В дверь осторожно постучали, и официант в чёрном мундире, смутно похожем на фрак, вкатил на специальной тележке заказанный ужин. На всякий случай Игорь придержал кота, чтобы тот не помчался искать приключений, но Феликс и внимания не обратил на расставляющего тарелки слугу. Как и тот на него. Оба демонстрировали чудеса безразличия. Правда, одного в этот момент слегка почёсывали по спинке, а второму пришлось дать на чай.
– Вон то, – показал Астрик, – что с этим делают?
Всё-таки подмастерье попался удачный. Даже подбор слов намекает. Большинство бы спросило: «Что это такое?» А мальчишка задаёт вопрос: «Что можно делать с этим?» Может, и выйдет толк. Не зря постоянно внушал: если хочешь понять сложную систему, не обязательно механическую, принцип одинаков, разбери её на составные части. Подход к решению больших проблем, по большому счёту, ничем не отличается от «найти неисправную детальку и починить».
– Климатика, господин, – ответил официант.
Астрик аж надулся от удовольствия при таком обращении.
– Летом используется для охлаждения воздуха. Сейчас он выключен. Зима.
Ничего нового. У богатых другие возможности. Ещё не кондиционер, но его предок. Кто бы мог подумать.
За официантом хлопнула дверь, и не успел Игорь машинально проводить его взглядом, как Феликс уже сидел под столом и, урча, торопливо жрал стыренный немалого размера бифштекс.
– Что ж ты ведёшь себя, будто из голодного края?! – вскричал Игорь без особого гнева. – Со стола брать нельзя!
Кот подозрительно посмотрел на него и продолжил трескать, ничуть не обеспокоенный нотацией.
– На меня смотреть! – загремел Игорь. – Сказал: нельзя! – Он выволок недовольно шипящего, однако не пытающегося царапаться и кусаться кота из-под стола и выставил в туалетную комнату, резко выговаривая: – Сам прицепился, теперь изволь вести себя прилично.

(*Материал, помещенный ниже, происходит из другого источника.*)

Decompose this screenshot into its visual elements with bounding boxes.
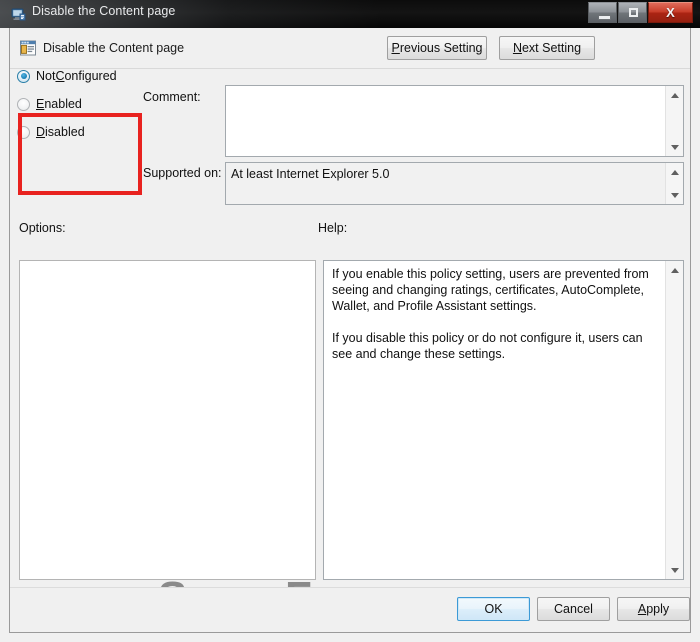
radio-enabled-label-post: nabled: [44, 97, 82, 111]
radio-not-configured-label-pre: Not: [36, 69, 56, 83]
supported-on-field: At least Internet Explorer 5.0: [225, 162, 684, 205]
radio-not-configured-label-post: onfigured: [64, 69, 117, 83]
options-label: Options:: [19, 221, 66, 235]
help-scroll-up-icon[interactable]: [666, 262, 683, 278]
policy-setting-icon: [19, 39, 37, 57]
apply-button-accel: A: [637, 602, 647, 616]
radio-not-configured-accel: C: [55, 69, 65, 83]
maximize-button[interactable]: [618, 2, 647, 23]
help-panel[interactable]: If you enable this policy setting, users…: [323, 260, 684, 580]
comment-scroll-down-icon[interactable]: [666, 139, 683, 155]
previous-setting-button[interactable]: Previous Setting: [387, 36, 487, 60]
comment-label: Comment:: [143, 90, 201, 104]
previous-setting-label: revious Setting: [399, 41, 483, 55]
radio-not-configured-indicator: [17, 69, 30, 83]
policy-window-icon: [11, 6, 27, 22]
maximize-icon: [629, 8, 638, 17]
window-controls: X: [588, 2, 693, 23]
next-setting-button[interactable]: Next Setting: [499, 36, 595, 60]
options-panel[interactable]: [19, 260, 316, 580]
window-title: Disable the Content page: [32, 4, 176, 18]
help-scroll-down-icon[interactable]: [666, 562, 683, 578]
comment-scroll-up-icon[interactable]: [666, 87, 683, 103]
cancel-button[interactable]: Cancel: [537, 597, 610, 621]
page-title: Disable the Content page: [43, 41, 185, 55]
next-setting-label: ext Setting: [521, 41, 582, 55]
supported-on-value: At least Internet Explorer 5.0: [231, 167, 390, 181]
radio-disabled-indicator: [17, 125, 30, 139]
help-scrollbar[interactable]: [665, 261, 683, 579]
previous-setting-accel: P: [391, 41, 400, 55]
minimize-button[interactable]: [588, 2, 617, 23]
radio-enabled-accel: E: [36, 97, 45, 111]
comment-scrollbar[interactable]: [665, 86, 683, 156]
ok-button-label: OK: [484, 602, 503, 616]
dialog-header: Disable the Content page Previous Settin…: [10, 28, 690, 69]
cancel-button-label: Cancel: [554, 602, 593, 616]
radio-enabled-indicator: [17, 97, 30, 111]
supported-scroll-up-icon[interactable]: [666, 164, 683, 180]
radio-disabled-accel: D: [36, 125, 46, 139]
comment-input[interactable]: [225, 85, 684, 157]
close-icon: X: [666, 5, 675, 20]
apply-button[interactable]: Apply: [617, 597, 690, 621]
ok-button[interactable]: OK: [457, 597, 530, 621]
radio-disabled[interactable]: Disabled: [17, 123, 85, 141]
state-radio-group: [14, 76, 139, 161]
dialog-client-area: Disable the Content page Previous Settin…: [9, 28, 691, 633]
supported-on-scrollbar[interactable]: [665, 163, 683, 204]
radio-not-configured[interactable]: Not Configured: [17, 67, 117, 85]
help-text: If you enable this policy setting, users…: [332, 267, 649, 361]
supported-on-label: Supported on:: [143, 166, 222, 180]
close-button[interactable]: X: [648, 2, 693, 23]
dialog-footer: OK Cancel Apply: [10, 587, 690, 632]
window-titlebar[interactable]: Disable the Content page X: [0, 0, 700, 28]
radio-enabled[interactable]: Enabled: [17, 95, 82, 113]
minimize-icon: [598, 15, 611, 20]
radio-disabled-label-post: isabled: [45, 125, 85, 139]
next-setting-accel: N: [512, 41, 522, 55]
apply-button-label: pply: [646, 602, 670, 616]
supported-scroll-down-icon[interactable]: [666, 187, 683, 203]
policy-setting-window: Disable the Content page X Disable the C…: [0, 0, 700, 642]
help-label: Help:: [318, 221, 348, 235]
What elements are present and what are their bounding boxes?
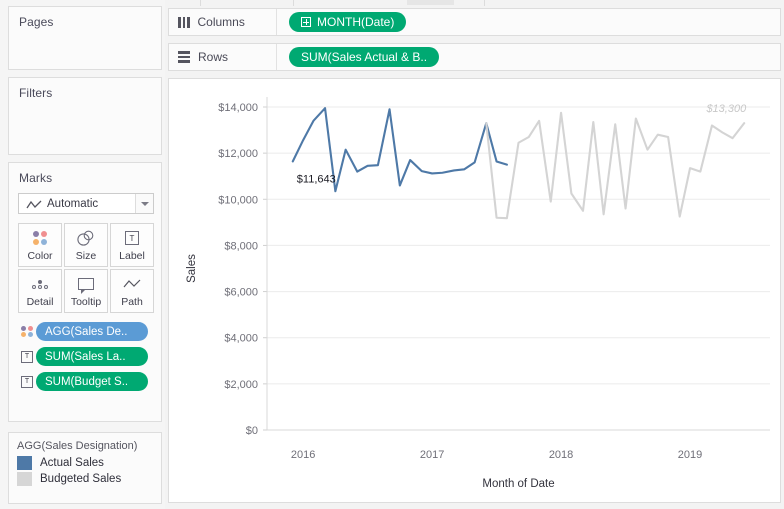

Нельзя со стола!
На прощание выдал миску с рыбой и захлопнул дверь, оставив Феликса внутри.
– Потом мясо выкинешь, – приказал Астрику. – Нельзя, чтобы доедал, а то не поймёт.
– Ну, я и сам могу съесть, чуток по краю обрезать.
– Не морочь голову, вон сколько добра на столе, – мотнул головой, наливая в кружки пиво из амфоры, которая вовсе не амфора (название осталось из прошлого), а самая настоящая двухлитровая бутылка привычной формы, но не объёма.
Он определял на глаз. Пол-литра очень приблизительно соответствовали ксесту. С мерами была постоянная проблема. Приходилось переучиваться с привычных, а это хуже чужого языка. Впрочем, и пиво было не совсем пиво. Крепкое, градусов тридцать, не меньше.
– Или тебе обычно не хватает? – спросил босс, остановившись. – Ты голодный?
– Нет, – помотал головой парень, – нормально всё. Я просто не привык выбрасывать еду. Жалко.
Не то чтобы Игорь по жизни расточителен, но невольно вспомнилась прежняя жизнь со свалками, где хватало просроченной еды. И вещи выкидывали иногда не рваные и поломанные, а по причине замены на более новые и модные. В других отношениях различия слишком резкие. Здесь практически ничего не швыряли на улицу. Уголь и деревяшки шли на растопку, любая годная найденная вещь на барахолку, металл на переплавку, драная одежда и тряпки к старьевщику. Старые газеты использовали на курево, обертку при продаже еды или на подтирку. Даже трупы животных не пропадали. Шкуры на кожу, кости на мыло.
Рассказать о мусоре на Земле – не поверят. Это же богатство! Клондайк! Об окружающем мире правильно судить по выбрасываемому. Это гораздо более чёткий показатель достатка.